When Labor has won from Opposition, it’s been with an overarching theme of national redemption, fitting the troubled times: ‘It’s Time’ in 1972 and ‘Bringing Australians Together’ in 1983.
Labor should remember that small targets and posturing for th e middle ground don’t tap into the national psyche. Voters reject pale imitations of the ruling Party. A charismatic leader with a compelling story doesn’t hurt, either.
Bill Shorten is 39, and knows time is on his side. He needs the chance to serve a parliamentary apprenticeship even if it’s only one term. Newcomers to the House on the Hill need to learn its rhythms and procedures. It’s a peculiar beast that can destroy the unprepared, because it exposes people to scrutiny they’ve never experienced before.
It is a destroyer of the messiah-syndrome. Hawke was a magnificent pretender and a brilliant Prime Minister, because he thrived with the reins of power when he had the job given to him.

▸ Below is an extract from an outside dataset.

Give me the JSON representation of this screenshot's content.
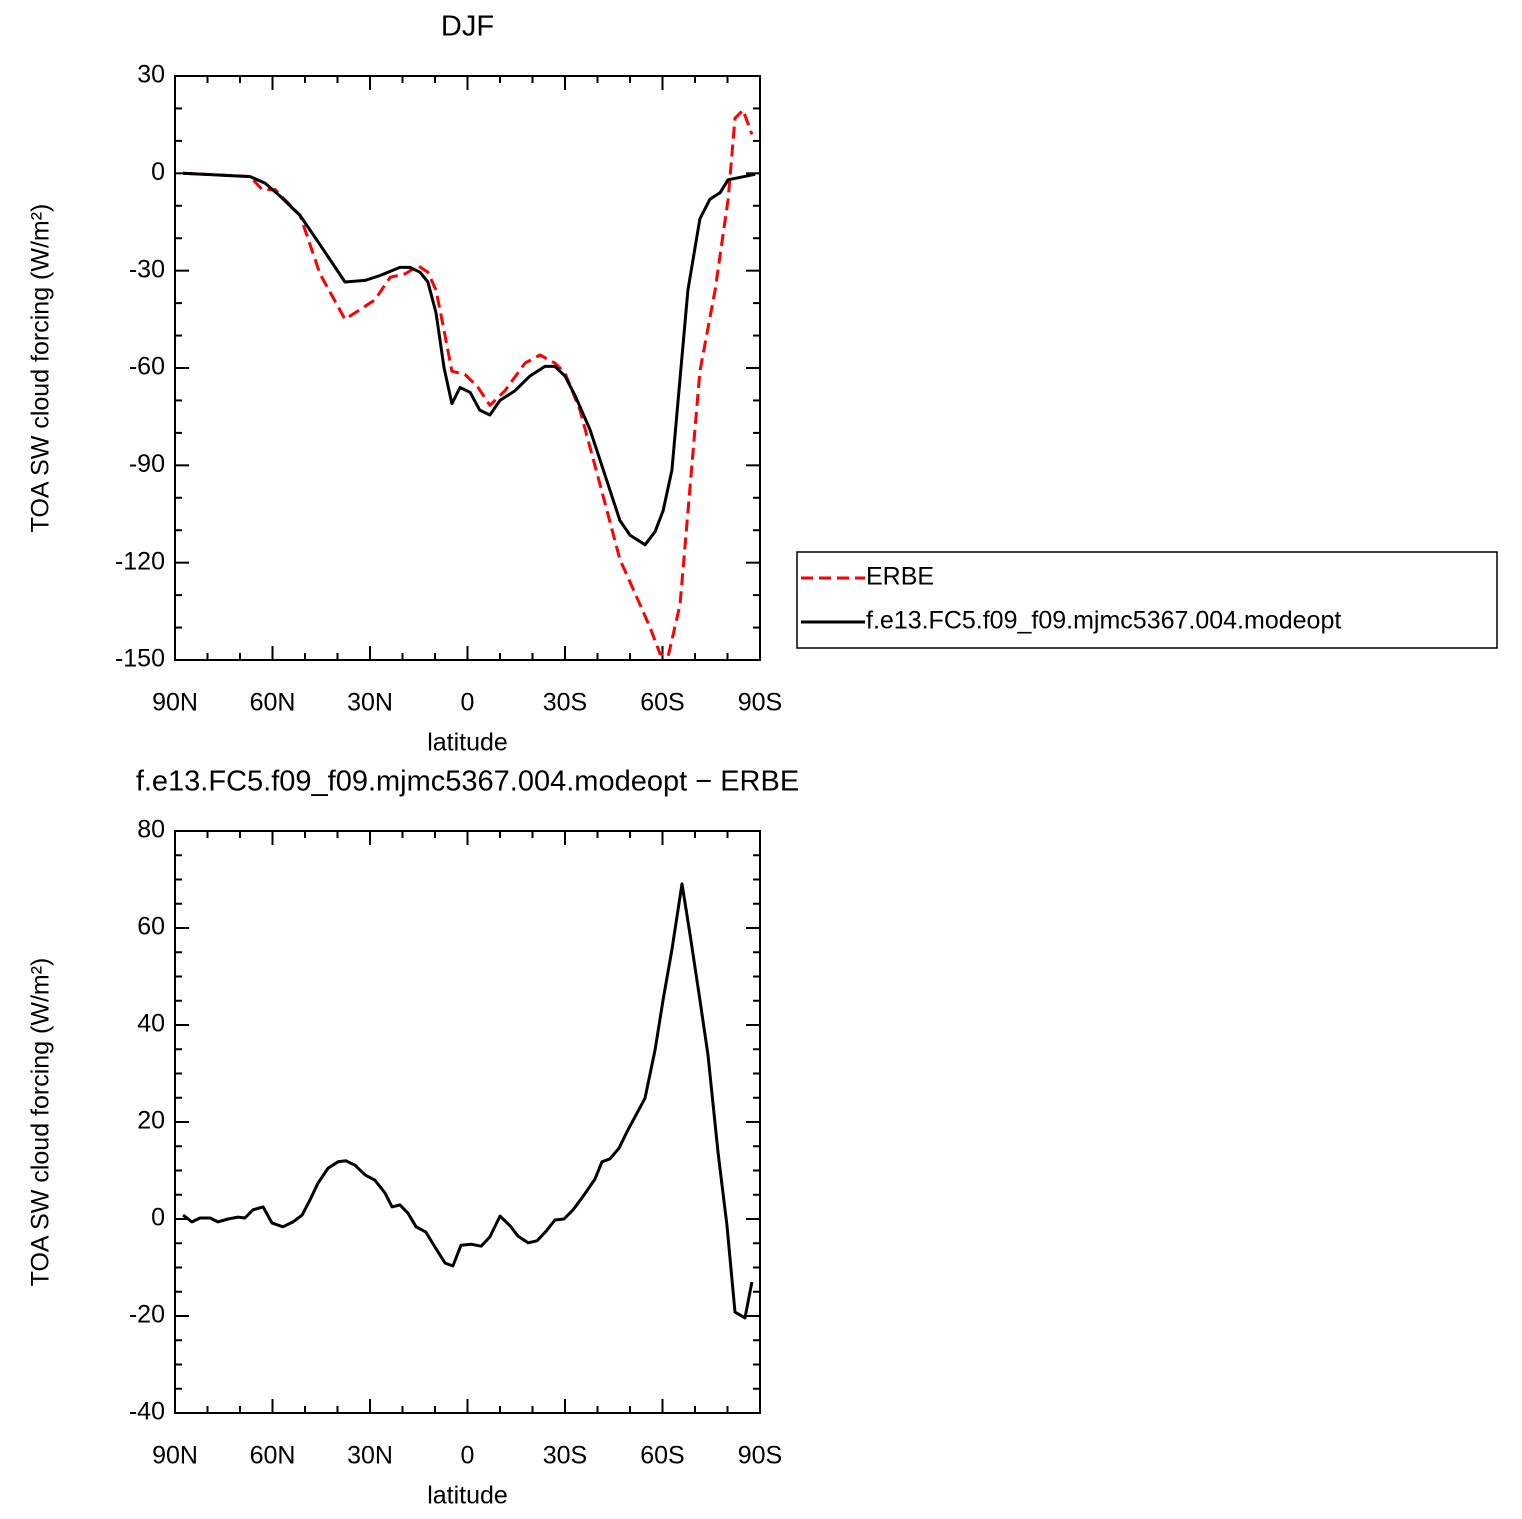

But it took the powerbroking might of Robert Ray and Graham Richardson to seize those reins for him. And it took a new generation of frontbench talent to create Labor’s most successful administration. Hawke and Keating 1983-96 was not a two-man band.
Those who would do the dirty work for Shorten when he makes the jump to Canberra must first learn these lessons.
There are enough ambitious spoilers in Caucus with their own agendas to put the brakes on Bill when he gets there. But in politics, momentum is a powerful thing, and right now, Shorten’s got it.